Liquidity crisis: Until recently, I would have told you that a liquidity crisis is what happened when my sixty-pound puppy wasn't put outside often enough. But apparently, 'liquidity crisis' is actually what happens when you can't borrow enough money to keep going. Next time your buddy asks you for $100, just until next payday, you'll know he's having a liquidity crisis. Let's just hope that his employer is not relying on commercial paper to make payroll, or his liquidity crisis will become yours. Which, when I think about it, is the essential circular nature of this whole mess.
Tranch: This is a silly, made-up word that big investor types use to explain why they can't look closely at the history of individual mortgages bought and sold by their companies. See, it's in a “tranch.” It's meant to evoke bundles, or “bunches,” which are sort of shrink-wrapped so you can't open them up and look in side. Someone once suggested calling them “faggots,” but that idea was quickly shouted down.
Toxic assets: Imagine that pirates Larry and Lunt from Jonah, the Veggie Tales movie, had successfully invested their prize money from the Mr. Twisty's Twisted Cheese Curls Sweepstakes in cheese curls, as they wished to do. And suppose that after they bought those cheese curls, but before they had a chance to resell them at a profit, they learned that the cheese curls had been manufactured in China (not Nineveh), and that they had high levels of melamine...

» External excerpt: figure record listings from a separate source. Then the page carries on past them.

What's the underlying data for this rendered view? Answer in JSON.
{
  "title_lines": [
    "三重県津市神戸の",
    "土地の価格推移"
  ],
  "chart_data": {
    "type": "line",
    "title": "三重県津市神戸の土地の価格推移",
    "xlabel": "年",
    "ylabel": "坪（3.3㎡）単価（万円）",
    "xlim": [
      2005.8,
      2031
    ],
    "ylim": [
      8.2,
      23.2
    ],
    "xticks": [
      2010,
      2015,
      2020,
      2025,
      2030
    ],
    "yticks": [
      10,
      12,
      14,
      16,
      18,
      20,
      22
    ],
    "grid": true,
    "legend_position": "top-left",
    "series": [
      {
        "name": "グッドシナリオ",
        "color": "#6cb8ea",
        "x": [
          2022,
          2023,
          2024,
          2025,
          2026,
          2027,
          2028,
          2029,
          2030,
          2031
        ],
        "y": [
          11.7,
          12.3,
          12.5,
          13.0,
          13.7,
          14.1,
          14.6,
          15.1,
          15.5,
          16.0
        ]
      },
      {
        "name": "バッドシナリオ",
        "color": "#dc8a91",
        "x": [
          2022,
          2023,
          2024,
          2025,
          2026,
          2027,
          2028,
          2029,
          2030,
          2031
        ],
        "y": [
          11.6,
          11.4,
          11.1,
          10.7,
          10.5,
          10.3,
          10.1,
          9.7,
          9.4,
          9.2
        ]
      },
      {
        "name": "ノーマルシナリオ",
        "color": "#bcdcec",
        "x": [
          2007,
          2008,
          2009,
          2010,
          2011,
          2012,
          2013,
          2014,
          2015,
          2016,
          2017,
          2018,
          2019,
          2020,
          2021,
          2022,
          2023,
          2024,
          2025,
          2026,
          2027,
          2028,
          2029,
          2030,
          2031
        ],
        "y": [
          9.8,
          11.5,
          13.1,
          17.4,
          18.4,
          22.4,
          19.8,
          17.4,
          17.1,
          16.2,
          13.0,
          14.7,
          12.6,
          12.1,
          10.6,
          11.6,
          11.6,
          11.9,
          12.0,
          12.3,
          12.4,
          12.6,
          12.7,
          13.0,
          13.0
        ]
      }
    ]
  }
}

eling that it is not so funny anymore. It's like those neighbors shouting in the street are suddenly in your living room, and their car is parked in your driveway, and their trunk is full of those toxic cheese curls, and it turns out they are radioactive, not toxic, and they are going into nuclear meltdown!
Irrational despair: This is one half of a very small set of emotions which Wall Street stock traders are capable of (the other being irrational exuberance). Their severely limited emotional range literally controls our economy, while regulators feebly scold them from afar.
Economic collapse: In physics, there is conservation of matter and energy. Sadly, there is no law of conservation of money in economics. Money can simply disappear, and if enough of it does so, you have economic collapse.
Iceland: A small country in the extreme north populated by the descendants of Vikings which has recently experienced economic collapse (see above). If not rescued by other nations of the world, Iceland will have no choice but to replenish its coffers by raiding the coastlines of Europe and America. Guys with names like Sven and Eric Ericson, with Swedish Chef accents, will be burning our houses and raping our women. Also, they will be sending millions of emails that read, “Dear Friend, We would like to offer you a unique business opportunity...” (with Swedish Chef accents).
October surprise: As if having toilet paper in your trees and rotten pumpkins smashed in your driveway were not enough of a surprise, the October surprise is lore believed by stockbrokers and other Wall Street types (see 'Irrational despair,' above). Apparently, people who work in the New York Stock Exchange are among the most superstitious people on Earth. To a man, they take vacations each year in Ireland to hunt leprechauns, and can be found any time clutching rabbits feet, voodoo charms, saints medallions, and all manner of good luck items. Apparently, these denizens of the trading floor believe bad things happen in October, and in the way of many such prophecies, it happens to frequently be self-fulfilling.
So that, in a nutshell, is the lingo. Know it, understand it, use it wisely. And yet, one thing is still missing. We still don't have a comprehensive phrase to describe the whole phenomenon. I submitted my entry, “The Great Economic Shitstorm of 2008,” to Ben Bernanke, but I haven't received a response from him yet.